Structural, electronic and mechanical properties of (NbxTi1−x)2SC and (NbxZr1−x)2SC (0 ⩽ x ⩽ 1) from first-principles investigations

Abstract

MAX phase materials are one of the research hotspots for years due to their various potential applications. In this work, the structural, electronic and mechanical properties of the (NbxTi1−x)2SC and (NbxZr1−x)2SC (0⩽x⩽1) solid solutions are investigated by first-principles density functional theory. The analyses of electronic band structures and density of states suggest good electric conductivities of the solid solutions, and the bands near the Fermi level are mainly contributed by Nb 4d and Ti 3d (Zr 4d) orbitals. Strong bonding interactions between M (M=Ti, Zr, Nb) and S or C atoms can be identified by the theoretical predictions, illuminating the phase stabilities of the solid solutions.

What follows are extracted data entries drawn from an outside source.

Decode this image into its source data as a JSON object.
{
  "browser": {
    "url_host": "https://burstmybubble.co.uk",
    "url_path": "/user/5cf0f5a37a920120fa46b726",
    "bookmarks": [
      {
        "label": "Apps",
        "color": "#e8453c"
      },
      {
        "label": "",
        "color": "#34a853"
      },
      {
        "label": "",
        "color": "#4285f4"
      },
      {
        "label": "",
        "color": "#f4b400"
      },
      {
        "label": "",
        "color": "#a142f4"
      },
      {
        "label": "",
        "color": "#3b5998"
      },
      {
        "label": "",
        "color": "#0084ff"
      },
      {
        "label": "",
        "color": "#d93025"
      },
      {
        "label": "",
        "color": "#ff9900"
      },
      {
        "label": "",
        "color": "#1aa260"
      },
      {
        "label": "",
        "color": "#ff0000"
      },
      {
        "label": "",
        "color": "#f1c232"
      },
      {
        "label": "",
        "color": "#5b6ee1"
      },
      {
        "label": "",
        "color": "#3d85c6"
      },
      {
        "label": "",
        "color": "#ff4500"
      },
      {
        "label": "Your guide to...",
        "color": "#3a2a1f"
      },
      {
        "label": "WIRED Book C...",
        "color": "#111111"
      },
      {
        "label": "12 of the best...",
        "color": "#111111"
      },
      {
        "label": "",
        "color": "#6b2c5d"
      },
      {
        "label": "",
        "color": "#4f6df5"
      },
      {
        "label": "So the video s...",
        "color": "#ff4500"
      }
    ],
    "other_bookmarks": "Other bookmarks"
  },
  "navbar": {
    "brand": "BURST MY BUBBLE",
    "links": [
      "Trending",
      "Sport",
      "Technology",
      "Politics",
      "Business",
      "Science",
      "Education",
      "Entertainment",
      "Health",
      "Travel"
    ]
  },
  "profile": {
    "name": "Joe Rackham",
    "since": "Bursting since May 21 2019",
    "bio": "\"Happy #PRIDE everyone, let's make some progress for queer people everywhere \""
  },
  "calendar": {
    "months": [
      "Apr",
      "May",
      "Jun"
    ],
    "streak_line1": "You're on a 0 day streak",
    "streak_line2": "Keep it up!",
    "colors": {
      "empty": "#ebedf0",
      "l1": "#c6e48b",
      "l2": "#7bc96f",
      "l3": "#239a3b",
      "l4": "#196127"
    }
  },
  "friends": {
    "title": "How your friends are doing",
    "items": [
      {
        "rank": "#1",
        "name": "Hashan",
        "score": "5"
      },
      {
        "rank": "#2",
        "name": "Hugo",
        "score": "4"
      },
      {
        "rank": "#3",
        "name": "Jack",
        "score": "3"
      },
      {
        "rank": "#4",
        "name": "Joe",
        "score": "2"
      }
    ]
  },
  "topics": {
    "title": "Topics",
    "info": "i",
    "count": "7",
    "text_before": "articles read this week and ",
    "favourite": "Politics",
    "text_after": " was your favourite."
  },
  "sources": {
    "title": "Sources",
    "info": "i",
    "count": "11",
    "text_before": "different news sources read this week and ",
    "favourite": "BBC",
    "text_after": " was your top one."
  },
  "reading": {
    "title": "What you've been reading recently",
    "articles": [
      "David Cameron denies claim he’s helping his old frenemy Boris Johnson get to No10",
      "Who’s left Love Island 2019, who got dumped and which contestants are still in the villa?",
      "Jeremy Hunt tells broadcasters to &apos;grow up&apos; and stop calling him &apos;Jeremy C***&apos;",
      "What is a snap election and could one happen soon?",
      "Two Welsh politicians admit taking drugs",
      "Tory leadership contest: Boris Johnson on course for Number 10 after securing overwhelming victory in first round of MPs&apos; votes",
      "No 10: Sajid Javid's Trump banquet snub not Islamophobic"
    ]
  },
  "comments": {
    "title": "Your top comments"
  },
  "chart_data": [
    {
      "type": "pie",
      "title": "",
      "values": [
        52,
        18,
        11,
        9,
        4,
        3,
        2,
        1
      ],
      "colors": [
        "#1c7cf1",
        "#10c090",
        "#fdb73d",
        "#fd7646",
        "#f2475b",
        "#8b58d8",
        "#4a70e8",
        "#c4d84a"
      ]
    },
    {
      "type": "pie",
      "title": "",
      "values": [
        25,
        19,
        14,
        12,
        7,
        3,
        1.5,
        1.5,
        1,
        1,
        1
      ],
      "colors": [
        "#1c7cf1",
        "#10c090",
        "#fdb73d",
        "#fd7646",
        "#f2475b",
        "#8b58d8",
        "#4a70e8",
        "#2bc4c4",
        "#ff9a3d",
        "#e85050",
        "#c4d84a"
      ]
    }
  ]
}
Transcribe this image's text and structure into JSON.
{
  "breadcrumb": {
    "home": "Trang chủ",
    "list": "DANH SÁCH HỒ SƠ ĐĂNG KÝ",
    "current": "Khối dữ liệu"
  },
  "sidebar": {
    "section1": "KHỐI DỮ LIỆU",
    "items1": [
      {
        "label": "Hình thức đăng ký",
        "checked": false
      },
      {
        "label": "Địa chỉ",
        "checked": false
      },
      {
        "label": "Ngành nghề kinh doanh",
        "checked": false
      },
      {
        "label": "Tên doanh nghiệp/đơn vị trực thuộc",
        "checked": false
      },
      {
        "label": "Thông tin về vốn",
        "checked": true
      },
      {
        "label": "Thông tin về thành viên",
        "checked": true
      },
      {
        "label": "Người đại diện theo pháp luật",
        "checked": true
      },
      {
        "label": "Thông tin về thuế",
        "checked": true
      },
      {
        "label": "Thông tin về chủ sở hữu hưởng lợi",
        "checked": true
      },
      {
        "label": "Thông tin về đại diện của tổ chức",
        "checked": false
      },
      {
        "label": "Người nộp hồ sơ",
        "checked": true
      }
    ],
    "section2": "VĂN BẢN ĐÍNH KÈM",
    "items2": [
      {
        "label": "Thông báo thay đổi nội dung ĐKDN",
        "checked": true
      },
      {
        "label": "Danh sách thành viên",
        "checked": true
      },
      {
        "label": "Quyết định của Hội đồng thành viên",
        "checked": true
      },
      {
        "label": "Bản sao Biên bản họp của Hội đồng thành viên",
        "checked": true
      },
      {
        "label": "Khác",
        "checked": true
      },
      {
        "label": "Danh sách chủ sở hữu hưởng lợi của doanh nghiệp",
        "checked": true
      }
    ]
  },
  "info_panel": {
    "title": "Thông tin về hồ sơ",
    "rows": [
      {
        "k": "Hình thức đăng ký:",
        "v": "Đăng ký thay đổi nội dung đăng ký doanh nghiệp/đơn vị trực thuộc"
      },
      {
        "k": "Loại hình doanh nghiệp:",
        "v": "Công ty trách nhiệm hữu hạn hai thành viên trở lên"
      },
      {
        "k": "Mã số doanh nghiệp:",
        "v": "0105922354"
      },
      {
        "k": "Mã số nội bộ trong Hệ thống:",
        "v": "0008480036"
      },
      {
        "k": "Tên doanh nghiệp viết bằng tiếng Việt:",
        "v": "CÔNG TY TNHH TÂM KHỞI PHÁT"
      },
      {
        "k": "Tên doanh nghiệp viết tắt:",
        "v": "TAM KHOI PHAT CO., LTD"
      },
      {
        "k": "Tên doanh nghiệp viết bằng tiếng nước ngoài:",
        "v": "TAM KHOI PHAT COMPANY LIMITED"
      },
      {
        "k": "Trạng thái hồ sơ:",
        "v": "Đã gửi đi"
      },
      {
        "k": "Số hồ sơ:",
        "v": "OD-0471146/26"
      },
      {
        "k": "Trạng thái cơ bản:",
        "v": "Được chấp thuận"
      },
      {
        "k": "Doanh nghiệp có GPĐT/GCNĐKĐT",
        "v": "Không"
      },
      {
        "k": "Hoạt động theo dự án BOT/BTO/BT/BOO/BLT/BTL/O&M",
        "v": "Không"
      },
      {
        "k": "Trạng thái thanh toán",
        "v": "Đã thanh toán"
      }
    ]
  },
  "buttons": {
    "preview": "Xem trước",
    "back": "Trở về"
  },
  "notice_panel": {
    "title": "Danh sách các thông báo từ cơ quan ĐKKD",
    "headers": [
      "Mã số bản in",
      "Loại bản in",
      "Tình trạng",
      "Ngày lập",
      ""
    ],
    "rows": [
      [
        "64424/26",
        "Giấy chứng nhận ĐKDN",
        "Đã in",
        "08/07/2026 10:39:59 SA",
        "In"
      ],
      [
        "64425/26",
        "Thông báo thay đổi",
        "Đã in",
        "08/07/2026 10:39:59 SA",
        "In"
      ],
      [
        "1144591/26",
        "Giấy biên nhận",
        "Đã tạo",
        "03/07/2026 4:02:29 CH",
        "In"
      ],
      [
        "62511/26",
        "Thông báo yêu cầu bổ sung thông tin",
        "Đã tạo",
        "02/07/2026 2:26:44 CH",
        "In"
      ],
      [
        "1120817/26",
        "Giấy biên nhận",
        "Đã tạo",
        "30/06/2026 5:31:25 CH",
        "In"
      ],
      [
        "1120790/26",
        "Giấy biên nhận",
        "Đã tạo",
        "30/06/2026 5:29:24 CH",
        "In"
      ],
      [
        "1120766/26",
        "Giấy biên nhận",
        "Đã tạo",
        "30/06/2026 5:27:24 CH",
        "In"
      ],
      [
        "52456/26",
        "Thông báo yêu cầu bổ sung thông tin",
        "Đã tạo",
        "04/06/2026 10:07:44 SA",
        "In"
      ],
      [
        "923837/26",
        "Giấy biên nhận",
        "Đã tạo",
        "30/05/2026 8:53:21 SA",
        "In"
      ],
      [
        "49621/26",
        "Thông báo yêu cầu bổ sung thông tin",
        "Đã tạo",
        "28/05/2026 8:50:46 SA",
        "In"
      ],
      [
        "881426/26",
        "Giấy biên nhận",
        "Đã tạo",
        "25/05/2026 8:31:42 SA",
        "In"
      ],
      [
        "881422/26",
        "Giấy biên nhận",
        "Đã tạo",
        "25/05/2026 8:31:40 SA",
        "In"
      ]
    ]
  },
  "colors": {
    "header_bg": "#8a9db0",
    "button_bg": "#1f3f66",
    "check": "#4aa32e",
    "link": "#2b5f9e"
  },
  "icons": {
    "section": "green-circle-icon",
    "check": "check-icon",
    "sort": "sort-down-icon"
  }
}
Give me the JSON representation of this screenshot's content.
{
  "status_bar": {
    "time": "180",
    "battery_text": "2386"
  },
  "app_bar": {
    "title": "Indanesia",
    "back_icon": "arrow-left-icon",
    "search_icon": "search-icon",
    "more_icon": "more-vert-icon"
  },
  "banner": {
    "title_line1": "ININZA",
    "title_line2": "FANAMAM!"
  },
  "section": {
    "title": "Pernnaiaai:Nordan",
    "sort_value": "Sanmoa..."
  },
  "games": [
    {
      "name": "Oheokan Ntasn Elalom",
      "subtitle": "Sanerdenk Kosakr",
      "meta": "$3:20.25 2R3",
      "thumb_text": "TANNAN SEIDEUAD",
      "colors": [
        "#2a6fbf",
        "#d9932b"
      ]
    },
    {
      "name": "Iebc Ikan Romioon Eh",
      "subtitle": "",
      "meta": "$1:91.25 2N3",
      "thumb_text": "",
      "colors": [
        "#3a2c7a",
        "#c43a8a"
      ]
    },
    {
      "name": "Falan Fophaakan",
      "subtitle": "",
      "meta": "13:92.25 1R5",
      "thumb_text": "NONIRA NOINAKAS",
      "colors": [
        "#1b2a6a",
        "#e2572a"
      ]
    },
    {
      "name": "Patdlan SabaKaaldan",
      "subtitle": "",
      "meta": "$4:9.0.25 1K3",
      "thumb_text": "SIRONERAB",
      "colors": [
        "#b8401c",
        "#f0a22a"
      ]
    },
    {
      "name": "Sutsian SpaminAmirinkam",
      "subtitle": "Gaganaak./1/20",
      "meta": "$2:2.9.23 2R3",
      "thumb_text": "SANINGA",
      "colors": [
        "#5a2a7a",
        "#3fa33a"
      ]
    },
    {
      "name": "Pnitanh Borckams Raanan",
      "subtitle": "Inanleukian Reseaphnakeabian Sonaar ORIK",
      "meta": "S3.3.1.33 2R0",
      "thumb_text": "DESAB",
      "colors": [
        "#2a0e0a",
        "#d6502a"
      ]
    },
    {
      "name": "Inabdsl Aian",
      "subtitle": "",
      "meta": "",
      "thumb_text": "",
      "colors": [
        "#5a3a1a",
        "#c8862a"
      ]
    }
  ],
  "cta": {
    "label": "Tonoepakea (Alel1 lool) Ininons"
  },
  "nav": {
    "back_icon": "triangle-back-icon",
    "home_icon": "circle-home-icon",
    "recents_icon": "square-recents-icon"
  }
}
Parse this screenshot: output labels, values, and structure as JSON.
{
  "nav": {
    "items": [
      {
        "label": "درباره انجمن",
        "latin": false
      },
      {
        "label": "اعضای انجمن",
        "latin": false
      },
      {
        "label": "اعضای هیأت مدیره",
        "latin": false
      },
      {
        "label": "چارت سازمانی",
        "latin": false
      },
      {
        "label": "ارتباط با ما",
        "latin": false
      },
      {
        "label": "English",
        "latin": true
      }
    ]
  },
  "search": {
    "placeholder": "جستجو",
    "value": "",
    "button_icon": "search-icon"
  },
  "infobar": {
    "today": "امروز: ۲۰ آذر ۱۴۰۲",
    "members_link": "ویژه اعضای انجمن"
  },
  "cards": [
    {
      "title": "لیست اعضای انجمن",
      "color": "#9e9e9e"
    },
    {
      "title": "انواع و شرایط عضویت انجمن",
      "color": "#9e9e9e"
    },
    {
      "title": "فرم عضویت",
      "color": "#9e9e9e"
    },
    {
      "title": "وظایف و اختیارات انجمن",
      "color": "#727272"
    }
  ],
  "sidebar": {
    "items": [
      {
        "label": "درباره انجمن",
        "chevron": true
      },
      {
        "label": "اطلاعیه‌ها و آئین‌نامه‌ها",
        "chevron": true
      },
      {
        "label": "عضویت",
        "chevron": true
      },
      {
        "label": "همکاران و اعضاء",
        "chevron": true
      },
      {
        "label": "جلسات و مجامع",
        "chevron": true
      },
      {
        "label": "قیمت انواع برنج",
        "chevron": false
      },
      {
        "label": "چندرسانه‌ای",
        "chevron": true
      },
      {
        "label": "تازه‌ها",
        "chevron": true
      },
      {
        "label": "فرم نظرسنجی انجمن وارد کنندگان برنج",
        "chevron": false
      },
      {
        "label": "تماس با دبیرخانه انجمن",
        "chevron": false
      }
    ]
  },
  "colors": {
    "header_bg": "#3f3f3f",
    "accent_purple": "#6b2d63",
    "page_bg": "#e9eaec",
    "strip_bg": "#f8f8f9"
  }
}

The calculated mechanical properties including bulk modulus, shear modulus, Young′s modulus, Poisson′s ratio and Debye temperature of the solid solutions lead to the conclusion that Nb atom substitution of Ti2SC or Zr2SC enhances the mechanical strength. The highly correlation between surface energies and substitution contents of the solid solutions provides new insight into the structural stability of MAX phases against fracture and fabrication of substituted MXenes.